# Wanted Pashley PDQ



## Crackle (6 Mar 2008)

Looking to try out recumbents and see if they suit me. I've identified the PDQ as a good one to try.

So if anyone's got one, I'd be interested. Basically in any condition so long as the frame is sound.

Thanks


----------



## Crackle (17 Mar 2008)

Gentle bump, just in case.


----------



## Amanda P (28 Mar 2008)

Mrs Uncle Phil has a PDQ. While I don't think she'll want to sell it, you're welcome to try a day's ride on it.

The catch is: it's in Yorkshire and needs to stay there. But if you're passing...


----------



## Crackle (28 Mar 2008)

That's a kind offer. I might well take you up on it when I'm next down that way.

...and if she does want to sell it......remember me.


----------



## Amanda P (28 Mar 2008)

I've seen one on a classifieds page somewhere recently. Keep looking.

Might have been Velovision classifieds, or A to B... somewhere like that.


----------



## ufkacbln (2 Apr 2008)

Velovision has one......

Velovision for sale link


----------



## Crackle (25 Apr 2008)

Thanks Cunobelin, Uncle Phil alerted me to that but it's just way too far away for me to get down too.

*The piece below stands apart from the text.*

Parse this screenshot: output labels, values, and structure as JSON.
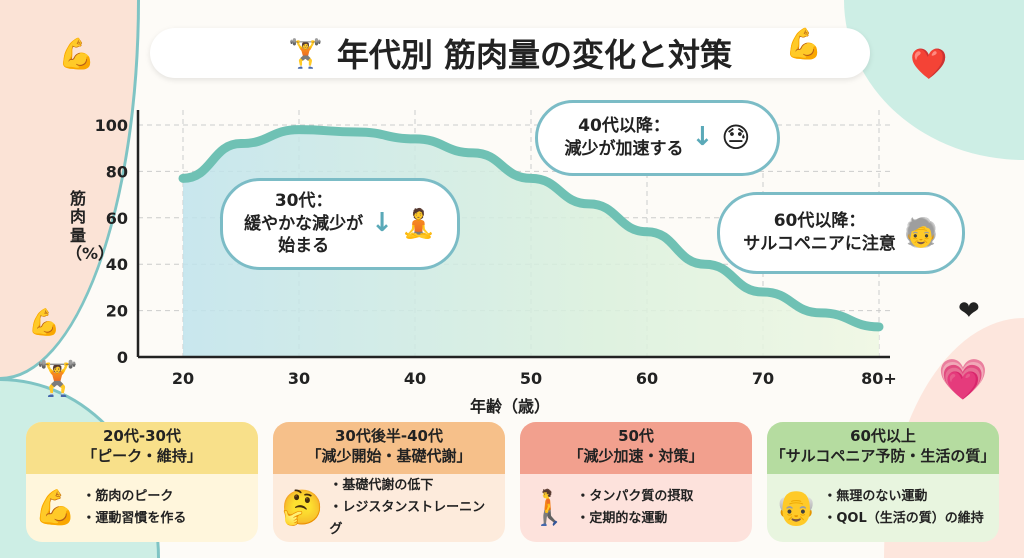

Edit: This was when I was up in the Highlands of Scotland.


----------



## Crackle (2 Sep 2009)

Still looking.


----------



## Campfire (14 Sep 2009)

Crackle, there's a guy on the Wirral who sells recumbents. I did have his email address somewhere but just can't remember - heck, it must be my age 'cos I've just remembered - it's Rainbow Recumbents I think. Perhaps he might take them in PX & can look out for one for you.


----------



## Crackle (14 Sep 2009)

Is there. I didn't know there was anyone on the Wirral dealing in recumbents. Tah, I'll look them up.


----------



## Campfire (22 Sep 2009)

Crackle, I'm sure I saw a PDQ trike on Ebay - but don't know whether you wanted a 2 wheeler.


----------



## Crackle (22 Sep 2009)

Thanks campfire, it was a two wheeler. Haven't seen one on e-bay for a good while.


----------